Stress. There’s a lot of it around these days isn’t there? And I’m not talking about us grown ups here, I’m talking about our children. I have lost count of the number of stories I hear about children as young as 5 suffering from stress, anxiety and depression. The work I do with teenagers has increased phenomenally over the last 6 months, the workshops I run in primary schools are now almost fully booked for the rest of this year and I have been contacted 3 times in the last week alone by concerned parents asking me to work with their small child.

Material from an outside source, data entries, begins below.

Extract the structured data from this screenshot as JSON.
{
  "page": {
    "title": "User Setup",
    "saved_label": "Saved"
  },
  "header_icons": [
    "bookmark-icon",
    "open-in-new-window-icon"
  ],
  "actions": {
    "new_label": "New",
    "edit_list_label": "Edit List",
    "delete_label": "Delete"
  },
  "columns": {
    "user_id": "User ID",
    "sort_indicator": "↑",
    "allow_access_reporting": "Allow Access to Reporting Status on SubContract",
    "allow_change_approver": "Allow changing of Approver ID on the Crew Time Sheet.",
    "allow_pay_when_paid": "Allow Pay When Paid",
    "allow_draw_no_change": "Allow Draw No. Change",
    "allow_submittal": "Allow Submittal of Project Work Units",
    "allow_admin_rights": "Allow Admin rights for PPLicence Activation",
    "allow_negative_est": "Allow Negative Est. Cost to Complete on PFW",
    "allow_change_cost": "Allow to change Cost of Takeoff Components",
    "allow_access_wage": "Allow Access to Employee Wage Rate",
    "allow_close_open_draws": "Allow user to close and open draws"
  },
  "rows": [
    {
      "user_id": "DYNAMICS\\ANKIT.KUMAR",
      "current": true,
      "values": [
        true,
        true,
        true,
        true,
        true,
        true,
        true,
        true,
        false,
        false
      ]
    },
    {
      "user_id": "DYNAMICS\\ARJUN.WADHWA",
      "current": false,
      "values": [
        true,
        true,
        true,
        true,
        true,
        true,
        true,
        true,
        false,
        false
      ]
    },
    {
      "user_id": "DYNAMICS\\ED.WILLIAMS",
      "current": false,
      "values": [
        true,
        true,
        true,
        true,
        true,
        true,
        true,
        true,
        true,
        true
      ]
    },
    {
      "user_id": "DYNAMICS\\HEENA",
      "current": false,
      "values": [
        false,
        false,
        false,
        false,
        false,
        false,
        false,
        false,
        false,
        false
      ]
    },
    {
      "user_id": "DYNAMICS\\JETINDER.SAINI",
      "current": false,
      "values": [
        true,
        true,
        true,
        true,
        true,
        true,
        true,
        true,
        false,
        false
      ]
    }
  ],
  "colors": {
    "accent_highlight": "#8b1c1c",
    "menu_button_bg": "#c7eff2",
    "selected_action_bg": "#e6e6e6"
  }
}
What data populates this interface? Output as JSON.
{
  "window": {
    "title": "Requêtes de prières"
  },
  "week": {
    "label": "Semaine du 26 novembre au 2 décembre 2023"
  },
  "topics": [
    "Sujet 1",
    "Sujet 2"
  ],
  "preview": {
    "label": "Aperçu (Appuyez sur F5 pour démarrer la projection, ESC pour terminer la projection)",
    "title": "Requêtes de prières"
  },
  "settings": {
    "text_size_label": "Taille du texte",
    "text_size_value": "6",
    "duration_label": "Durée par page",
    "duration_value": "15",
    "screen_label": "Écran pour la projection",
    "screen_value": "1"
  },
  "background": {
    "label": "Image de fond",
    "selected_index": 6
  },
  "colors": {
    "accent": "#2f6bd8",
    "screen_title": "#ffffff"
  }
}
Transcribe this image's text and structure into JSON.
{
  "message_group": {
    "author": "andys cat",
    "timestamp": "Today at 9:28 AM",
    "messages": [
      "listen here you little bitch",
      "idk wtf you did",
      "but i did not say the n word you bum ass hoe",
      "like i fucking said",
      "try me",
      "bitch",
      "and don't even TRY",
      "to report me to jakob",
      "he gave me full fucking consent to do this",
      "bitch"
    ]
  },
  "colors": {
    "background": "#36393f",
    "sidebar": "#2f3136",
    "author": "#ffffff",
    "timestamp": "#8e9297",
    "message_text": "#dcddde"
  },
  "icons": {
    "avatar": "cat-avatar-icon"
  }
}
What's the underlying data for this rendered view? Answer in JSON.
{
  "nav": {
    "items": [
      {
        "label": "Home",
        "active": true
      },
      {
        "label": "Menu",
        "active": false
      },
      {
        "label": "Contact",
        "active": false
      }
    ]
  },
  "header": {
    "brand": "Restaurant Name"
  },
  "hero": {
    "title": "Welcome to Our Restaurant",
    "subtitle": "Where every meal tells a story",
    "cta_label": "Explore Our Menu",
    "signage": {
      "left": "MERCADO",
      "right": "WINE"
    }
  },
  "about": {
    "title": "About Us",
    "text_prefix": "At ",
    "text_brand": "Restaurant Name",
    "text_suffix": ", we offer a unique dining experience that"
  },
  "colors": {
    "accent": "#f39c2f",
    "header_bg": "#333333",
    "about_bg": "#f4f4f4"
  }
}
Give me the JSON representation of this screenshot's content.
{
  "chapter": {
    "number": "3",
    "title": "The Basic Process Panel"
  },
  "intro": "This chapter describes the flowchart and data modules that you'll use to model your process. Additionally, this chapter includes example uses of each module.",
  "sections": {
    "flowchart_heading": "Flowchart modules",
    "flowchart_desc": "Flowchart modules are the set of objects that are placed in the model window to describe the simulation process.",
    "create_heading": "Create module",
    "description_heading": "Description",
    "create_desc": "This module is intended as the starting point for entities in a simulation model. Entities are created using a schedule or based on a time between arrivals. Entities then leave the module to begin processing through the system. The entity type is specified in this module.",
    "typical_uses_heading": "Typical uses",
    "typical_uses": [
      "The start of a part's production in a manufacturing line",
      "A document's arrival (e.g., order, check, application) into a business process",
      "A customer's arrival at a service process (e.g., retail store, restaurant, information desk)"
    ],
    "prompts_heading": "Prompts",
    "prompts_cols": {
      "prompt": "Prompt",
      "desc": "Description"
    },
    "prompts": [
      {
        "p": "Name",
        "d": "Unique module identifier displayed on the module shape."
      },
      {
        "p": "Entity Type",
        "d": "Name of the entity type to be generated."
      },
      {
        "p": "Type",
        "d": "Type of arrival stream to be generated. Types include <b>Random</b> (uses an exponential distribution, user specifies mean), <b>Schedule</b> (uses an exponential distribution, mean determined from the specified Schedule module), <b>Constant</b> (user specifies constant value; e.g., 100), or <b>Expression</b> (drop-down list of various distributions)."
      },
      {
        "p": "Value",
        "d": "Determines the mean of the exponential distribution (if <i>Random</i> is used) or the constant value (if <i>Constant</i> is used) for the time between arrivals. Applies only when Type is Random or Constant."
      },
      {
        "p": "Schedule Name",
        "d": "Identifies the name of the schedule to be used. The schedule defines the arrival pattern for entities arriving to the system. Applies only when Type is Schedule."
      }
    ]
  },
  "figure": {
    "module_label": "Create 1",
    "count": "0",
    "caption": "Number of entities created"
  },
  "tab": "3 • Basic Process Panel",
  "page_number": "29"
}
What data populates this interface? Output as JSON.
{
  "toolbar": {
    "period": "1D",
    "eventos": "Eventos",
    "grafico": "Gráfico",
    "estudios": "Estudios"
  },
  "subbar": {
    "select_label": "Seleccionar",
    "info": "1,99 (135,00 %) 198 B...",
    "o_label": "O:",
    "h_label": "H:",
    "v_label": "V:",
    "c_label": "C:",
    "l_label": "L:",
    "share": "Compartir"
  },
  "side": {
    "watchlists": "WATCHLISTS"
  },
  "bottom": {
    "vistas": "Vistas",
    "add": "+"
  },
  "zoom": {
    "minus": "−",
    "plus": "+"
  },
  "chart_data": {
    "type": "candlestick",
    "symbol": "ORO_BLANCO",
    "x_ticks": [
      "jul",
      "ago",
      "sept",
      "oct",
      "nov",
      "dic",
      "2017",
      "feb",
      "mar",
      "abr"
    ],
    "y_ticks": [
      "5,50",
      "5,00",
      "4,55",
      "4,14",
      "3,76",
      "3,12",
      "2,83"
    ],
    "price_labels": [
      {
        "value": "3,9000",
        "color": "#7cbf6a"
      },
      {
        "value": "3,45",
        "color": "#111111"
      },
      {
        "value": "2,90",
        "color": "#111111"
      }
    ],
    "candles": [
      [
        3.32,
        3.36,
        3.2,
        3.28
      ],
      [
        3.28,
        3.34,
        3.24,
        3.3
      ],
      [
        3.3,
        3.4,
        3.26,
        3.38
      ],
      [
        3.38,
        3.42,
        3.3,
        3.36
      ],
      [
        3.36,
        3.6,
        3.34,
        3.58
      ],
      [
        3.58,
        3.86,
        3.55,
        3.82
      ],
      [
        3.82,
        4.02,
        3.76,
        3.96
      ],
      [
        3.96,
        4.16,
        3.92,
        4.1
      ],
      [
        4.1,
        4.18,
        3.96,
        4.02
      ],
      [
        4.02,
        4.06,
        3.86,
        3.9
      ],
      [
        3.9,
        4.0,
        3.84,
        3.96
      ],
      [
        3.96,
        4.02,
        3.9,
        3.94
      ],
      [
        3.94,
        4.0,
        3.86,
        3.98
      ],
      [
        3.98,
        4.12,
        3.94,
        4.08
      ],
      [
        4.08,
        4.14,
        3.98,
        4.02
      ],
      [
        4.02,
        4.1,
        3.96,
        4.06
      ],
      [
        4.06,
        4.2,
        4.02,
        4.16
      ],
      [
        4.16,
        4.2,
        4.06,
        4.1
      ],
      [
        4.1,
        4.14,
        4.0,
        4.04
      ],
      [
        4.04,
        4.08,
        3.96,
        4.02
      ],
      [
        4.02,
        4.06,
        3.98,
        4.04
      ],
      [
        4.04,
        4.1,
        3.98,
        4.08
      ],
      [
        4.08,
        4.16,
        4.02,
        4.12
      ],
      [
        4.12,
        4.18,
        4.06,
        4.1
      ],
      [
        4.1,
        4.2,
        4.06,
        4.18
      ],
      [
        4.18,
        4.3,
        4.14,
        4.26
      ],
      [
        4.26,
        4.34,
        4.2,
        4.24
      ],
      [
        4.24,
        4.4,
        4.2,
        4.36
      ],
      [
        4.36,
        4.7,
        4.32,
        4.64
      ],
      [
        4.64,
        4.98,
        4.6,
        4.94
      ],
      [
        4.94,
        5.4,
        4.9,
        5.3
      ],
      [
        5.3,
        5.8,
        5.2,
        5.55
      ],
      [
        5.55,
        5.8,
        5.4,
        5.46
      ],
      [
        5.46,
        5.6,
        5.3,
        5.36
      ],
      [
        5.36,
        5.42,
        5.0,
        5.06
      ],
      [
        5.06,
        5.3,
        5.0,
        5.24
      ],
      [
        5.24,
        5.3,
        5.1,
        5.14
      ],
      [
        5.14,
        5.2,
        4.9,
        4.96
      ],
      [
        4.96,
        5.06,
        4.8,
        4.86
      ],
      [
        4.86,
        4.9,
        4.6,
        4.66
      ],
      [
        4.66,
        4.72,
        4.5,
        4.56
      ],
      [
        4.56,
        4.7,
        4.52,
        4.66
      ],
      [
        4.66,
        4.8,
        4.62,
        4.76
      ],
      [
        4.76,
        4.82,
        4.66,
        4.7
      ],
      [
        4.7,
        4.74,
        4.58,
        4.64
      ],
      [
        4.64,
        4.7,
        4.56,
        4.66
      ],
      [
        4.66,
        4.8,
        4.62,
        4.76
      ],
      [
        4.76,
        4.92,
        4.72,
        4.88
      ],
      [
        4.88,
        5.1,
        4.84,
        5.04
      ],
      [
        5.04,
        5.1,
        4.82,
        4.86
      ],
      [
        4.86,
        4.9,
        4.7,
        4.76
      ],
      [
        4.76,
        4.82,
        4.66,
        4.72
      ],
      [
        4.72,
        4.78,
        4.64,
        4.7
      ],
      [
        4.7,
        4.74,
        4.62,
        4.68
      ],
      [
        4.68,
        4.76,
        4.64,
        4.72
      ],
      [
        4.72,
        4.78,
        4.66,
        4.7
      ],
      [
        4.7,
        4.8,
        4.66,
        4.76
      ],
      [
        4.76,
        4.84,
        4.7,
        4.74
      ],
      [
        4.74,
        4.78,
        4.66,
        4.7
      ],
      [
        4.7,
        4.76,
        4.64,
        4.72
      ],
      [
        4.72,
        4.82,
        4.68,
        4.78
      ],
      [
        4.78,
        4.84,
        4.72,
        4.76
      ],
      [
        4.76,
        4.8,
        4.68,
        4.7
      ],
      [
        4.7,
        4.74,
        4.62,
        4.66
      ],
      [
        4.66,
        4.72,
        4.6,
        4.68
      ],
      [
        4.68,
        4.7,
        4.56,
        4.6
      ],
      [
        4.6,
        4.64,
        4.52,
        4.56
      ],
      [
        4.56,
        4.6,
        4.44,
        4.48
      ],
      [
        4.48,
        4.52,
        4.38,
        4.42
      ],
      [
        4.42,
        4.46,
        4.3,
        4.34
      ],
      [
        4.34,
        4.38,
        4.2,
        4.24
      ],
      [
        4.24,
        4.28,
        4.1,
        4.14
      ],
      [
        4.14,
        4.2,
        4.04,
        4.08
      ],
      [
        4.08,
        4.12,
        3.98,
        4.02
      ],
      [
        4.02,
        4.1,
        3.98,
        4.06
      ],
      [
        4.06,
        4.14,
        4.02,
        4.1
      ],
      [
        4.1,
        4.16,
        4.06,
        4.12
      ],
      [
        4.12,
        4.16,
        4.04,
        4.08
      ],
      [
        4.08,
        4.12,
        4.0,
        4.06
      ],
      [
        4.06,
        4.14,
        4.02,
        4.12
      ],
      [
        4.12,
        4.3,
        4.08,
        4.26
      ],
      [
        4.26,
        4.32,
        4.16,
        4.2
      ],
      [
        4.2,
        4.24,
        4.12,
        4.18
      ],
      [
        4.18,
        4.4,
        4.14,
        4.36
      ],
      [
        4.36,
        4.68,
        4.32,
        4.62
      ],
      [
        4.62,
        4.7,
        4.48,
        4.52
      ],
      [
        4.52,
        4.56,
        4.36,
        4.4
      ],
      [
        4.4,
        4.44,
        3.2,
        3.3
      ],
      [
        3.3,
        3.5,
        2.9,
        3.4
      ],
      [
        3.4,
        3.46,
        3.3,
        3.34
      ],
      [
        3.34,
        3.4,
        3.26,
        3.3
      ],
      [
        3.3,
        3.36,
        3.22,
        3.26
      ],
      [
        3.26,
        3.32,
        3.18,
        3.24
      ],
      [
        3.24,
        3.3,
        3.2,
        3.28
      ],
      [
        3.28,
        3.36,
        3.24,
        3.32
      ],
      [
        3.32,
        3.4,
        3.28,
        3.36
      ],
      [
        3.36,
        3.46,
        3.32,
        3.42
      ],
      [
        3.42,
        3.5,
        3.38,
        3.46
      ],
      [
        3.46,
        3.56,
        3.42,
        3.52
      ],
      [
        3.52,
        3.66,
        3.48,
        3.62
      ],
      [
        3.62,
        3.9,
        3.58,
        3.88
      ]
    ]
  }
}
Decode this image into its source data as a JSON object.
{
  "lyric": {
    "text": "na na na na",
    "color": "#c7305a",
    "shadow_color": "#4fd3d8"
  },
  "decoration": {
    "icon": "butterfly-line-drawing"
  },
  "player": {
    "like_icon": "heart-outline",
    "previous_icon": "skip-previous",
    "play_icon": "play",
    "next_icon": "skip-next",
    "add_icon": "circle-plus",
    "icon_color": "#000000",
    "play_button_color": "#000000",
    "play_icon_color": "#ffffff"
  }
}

So, if you are one of those parents, concerned about your child’s mental health then please keep reading. I am going to share my top 3 tips on helping your child deal with stress and anxiety, methods that I use regularly with my own children.

Top Tip 1: Breathe….

The simplest and most effective way to calm yourself down, when you feel stressed or anxious or wound up, is to focus on your breathing. An exercise I use a lot with children is one called Tummy Breaths. Ask your child to lie down flat on their back with their legs straight out. Place their hands flat on their tummy, one above the other. Now ask them to gently breathe in and out. They don’t need to change or manipulate their breath in any way, just breathe normally. As they breathe ask them to pay attention to the movement of their hands as the tummy moves up with each breath in and down again with each breath out. Get them to put their full attention and focus on the movement of their hands and their tummy. Tell them that if any thoughts about anything else come into their mind they can just gently bring their attention back to the movement of their hands and their tummy. Each time their mind wanders off, which it will do quite a lot, especially to start with, they just gently bring their focus back to their tummy going up and down with each new breath. This is a lovely thing to do just before they go to sleep, to relax those busy minds.

Top Tip 2: Be Glad!

Every night, at their bedtime, play this game with your child. It is called The Glad Exercise and very simply you sit down and think about everything that has happened on that particular day. Then you must find as many things as you possibly can to be glad about or grateful for. They don’t have to be enormous, exciting things. Simple things such as seeing your friends, having a hug with someone you love, something nice somebody said to you, eating some food that you like, watching a programme you enjoy – all of these every day things pass us by without us giving them the attention they deserve. Play this game every night and remind your child, and yourself, of all the brilliant, wonderful things there are in your lives.

Top Tip 3: SleepTalk

This incredibly simple process involves you talking to your child while they sleep and repeating a set of tried and tested phrases designed to help your child to feel the love that is all around them. It takes a couple of minutes every night and, over time, can transform your child from anxious and worried to calm and confident.

All of the techniques I have outlined are simple to use and incredibly effective at helping your child to manage their own emotions. And the best bit is you can use them all too!